Mocniej indeks urósł tylko w okresie pomiędzy wyborami i zaprzysiężeniem Herberta Hoovera, na przełomie 1932 i 1933 r. Po wyborze Hoovera miał jednak znacznie więcej czasu na zwyżki, bo zaprzysiężenie prezydenta do 1937 r. odbywało się 4 marca.

Po wyborze w 2016 r. Donalda Trumpa zwyżka S&P 500 do dnia inauguracji prezydentury sięgnęła 6,2 proc. Po wyborze Baracka Obamy na drugą kadencję wyniosła 4 proc., po pierwszej jego wygranej indeks stracił 19,9 proc.

Zwyżkom na giełdach niewiele przeszkadzały kontrowersje dotyczące wyborów prezydenckich, zamieszki na Kapitolu ani rosnąca liczba zachorowań na Covid-19. Inwestorów nie zniechęciło również przejęcie władzy przez demokratów nad Senatem, co zwiększa prawdopodobieństwo podwyżek podatków, ale też dużych działań stymulacyjnych.

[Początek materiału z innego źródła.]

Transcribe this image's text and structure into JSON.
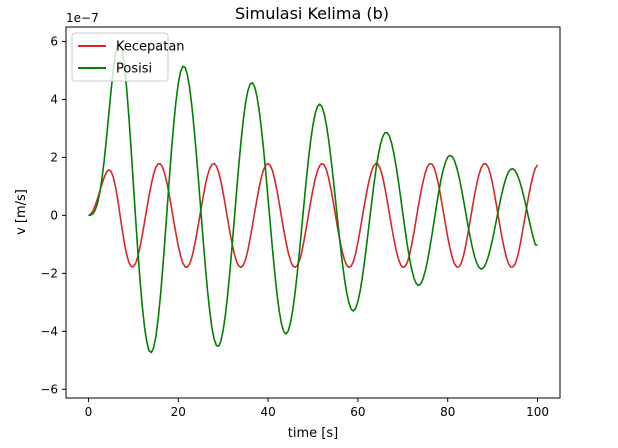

– Są spekulacje, że Biden ogłosi duże plany inwestycyjne w nadchodzących tygodniach, które mogą dotyczyć „zielonej" energii, edukacji oraz infrastruktury. Traderzy widzą, że głównodowodzącym największej gospodarki świata będzie bardziej obliczalny człowiek, a niewielu będzie tęsknić do często nerwowych zachowań Trumpa – uważa David Madden, analityk CMC Markets.